II. LE DROIT INTERNE PERTINENT
18. Les dispositions pertinentes de la Constitution sont les suivantes :
Article 26
« 1. Toute personne a droit (...) à l’honneur et à la réputation (...) et au respect de
l’intimité de sa vie privée et familiale (...) ».
Article 37
« 1. Toute personne dispose du droit (...) d’informer, de s’informer et d’être
informée, sans interdictions ni discriminations ».
6
ARRÊT MEDIPRESS-SOCIEDADE JORNALÍSTICA, LDA c.
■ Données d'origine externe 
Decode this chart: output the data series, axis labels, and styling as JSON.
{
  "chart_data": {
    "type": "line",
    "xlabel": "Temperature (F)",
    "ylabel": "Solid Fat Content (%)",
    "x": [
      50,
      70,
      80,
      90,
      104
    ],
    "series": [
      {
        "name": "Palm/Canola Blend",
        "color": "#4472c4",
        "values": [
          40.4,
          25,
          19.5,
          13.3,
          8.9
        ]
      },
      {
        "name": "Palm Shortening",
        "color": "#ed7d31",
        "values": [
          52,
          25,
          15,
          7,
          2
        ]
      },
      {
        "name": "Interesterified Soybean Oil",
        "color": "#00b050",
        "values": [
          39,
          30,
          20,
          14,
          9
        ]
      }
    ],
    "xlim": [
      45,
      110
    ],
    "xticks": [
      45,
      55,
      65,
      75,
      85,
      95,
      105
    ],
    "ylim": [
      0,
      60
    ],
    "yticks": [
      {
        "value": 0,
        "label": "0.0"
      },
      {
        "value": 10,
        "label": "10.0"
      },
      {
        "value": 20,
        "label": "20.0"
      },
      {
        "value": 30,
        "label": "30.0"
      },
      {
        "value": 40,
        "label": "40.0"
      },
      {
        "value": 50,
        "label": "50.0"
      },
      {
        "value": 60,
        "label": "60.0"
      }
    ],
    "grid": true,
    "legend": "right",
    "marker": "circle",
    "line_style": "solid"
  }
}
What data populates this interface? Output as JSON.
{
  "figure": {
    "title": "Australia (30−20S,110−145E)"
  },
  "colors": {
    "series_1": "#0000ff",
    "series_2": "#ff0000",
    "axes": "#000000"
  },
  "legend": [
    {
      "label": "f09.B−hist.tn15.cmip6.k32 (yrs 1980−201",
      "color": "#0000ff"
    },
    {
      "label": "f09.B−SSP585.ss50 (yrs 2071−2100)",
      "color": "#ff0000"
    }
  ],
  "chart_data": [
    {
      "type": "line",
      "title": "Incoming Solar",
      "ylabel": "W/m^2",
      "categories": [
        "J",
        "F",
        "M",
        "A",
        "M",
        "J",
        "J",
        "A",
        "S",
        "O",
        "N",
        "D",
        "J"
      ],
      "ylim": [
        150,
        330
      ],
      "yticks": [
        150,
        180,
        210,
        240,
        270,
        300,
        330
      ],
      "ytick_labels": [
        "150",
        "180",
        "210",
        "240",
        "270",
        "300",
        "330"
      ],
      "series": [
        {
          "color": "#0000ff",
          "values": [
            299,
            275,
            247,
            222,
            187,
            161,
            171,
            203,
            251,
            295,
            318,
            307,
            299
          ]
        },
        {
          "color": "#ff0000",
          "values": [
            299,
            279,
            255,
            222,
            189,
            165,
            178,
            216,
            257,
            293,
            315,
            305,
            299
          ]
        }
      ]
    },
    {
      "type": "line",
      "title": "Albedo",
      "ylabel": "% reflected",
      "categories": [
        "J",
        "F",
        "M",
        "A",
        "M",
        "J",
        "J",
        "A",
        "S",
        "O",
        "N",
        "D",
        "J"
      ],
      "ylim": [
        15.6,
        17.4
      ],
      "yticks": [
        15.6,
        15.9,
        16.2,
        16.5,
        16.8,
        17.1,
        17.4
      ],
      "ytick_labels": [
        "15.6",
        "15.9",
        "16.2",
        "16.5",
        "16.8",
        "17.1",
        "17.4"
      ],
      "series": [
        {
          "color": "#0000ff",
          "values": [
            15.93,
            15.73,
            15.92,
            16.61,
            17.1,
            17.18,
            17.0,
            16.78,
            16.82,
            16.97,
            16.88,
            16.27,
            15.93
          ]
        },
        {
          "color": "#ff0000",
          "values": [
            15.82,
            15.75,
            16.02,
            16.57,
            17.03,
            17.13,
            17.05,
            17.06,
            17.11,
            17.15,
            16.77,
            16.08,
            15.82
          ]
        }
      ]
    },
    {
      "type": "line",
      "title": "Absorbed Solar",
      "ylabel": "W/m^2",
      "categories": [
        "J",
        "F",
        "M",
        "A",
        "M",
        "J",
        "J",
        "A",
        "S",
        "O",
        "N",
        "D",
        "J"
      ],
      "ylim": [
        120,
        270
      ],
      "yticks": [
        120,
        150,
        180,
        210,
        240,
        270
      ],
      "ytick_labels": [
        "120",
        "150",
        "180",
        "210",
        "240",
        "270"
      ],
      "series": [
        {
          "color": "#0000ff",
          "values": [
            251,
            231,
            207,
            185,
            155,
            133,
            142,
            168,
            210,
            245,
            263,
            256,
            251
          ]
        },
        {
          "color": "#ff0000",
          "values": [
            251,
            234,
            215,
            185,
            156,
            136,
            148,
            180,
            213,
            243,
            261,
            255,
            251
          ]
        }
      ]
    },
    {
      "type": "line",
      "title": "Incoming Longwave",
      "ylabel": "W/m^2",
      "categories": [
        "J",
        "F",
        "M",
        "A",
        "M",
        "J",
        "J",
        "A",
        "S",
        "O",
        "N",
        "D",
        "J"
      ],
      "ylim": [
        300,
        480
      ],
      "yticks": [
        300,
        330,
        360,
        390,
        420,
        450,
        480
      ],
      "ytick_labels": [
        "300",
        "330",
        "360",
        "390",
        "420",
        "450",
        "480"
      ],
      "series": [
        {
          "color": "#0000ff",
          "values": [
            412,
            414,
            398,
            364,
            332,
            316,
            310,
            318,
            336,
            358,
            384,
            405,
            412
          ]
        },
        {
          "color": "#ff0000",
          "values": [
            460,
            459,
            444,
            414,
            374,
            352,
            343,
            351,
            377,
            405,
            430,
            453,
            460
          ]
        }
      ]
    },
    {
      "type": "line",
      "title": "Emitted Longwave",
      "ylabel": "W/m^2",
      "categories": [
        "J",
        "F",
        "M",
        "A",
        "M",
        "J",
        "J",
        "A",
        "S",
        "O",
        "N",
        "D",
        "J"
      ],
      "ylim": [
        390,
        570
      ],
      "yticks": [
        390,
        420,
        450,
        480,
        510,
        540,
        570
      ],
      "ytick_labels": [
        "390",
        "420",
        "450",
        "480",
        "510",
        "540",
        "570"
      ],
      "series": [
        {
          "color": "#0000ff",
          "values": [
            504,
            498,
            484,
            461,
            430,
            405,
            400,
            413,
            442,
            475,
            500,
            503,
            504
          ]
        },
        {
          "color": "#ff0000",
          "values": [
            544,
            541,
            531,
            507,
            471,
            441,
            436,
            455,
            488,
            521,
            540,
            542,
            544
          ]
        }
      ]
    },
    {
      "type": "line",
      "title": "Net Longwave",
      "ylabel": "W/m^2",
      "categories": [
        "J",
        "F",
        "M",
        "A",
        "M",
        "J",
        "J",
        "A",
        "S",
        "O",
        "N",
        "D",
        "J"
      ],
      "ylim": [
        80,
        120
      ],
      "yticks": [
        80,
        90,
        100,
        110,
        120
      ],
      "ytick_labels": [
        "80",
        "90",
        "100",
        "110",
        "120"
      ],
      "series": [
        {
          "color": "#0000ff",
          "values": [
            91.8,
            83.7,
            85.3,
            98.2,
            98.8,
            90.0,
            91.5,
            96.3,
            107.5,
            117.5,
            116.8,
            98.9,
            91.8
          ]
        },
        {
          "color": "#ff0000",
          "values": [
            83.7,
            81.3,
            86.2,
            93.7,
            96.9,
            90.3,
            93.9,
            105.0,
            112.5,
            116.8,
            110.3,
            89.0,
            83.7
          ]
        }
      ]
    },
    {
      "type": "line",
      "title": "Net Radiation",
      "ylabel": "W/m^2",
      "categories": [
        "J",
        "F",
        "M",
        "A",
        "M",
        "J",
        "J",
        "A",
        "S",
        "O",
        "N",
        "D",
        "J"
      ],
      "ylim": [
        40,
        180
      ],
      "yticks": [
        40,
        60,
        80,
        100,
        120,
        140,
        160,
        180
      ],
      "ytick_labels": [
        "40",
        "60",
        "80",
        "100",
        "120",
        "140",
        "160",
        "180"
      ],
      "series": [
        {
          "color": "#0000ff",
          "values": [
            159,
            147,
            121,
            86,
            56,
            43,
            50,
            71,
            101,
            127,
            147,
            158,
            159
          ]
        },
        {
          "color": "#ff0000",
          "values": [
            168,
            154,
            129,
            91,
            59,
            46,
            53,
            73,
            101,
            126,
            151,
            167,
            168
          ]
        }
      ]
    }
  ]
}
PORTUGAL
Article 38
« 1. La liberté de la presse est garantie.
2. La liberté de la presse implique :
a) la liberté d’expression (...) pour les journalistes (...) ».
19. Au moment des faits, les dispositions pertinentes du code civil se
lisaient ainsi :
Article 70
Protection générale de la personne
« 1. La loi protège les individus contre les atteintes ou les menaces d’atteintes
illicites envers leur personnalité physique ou morale.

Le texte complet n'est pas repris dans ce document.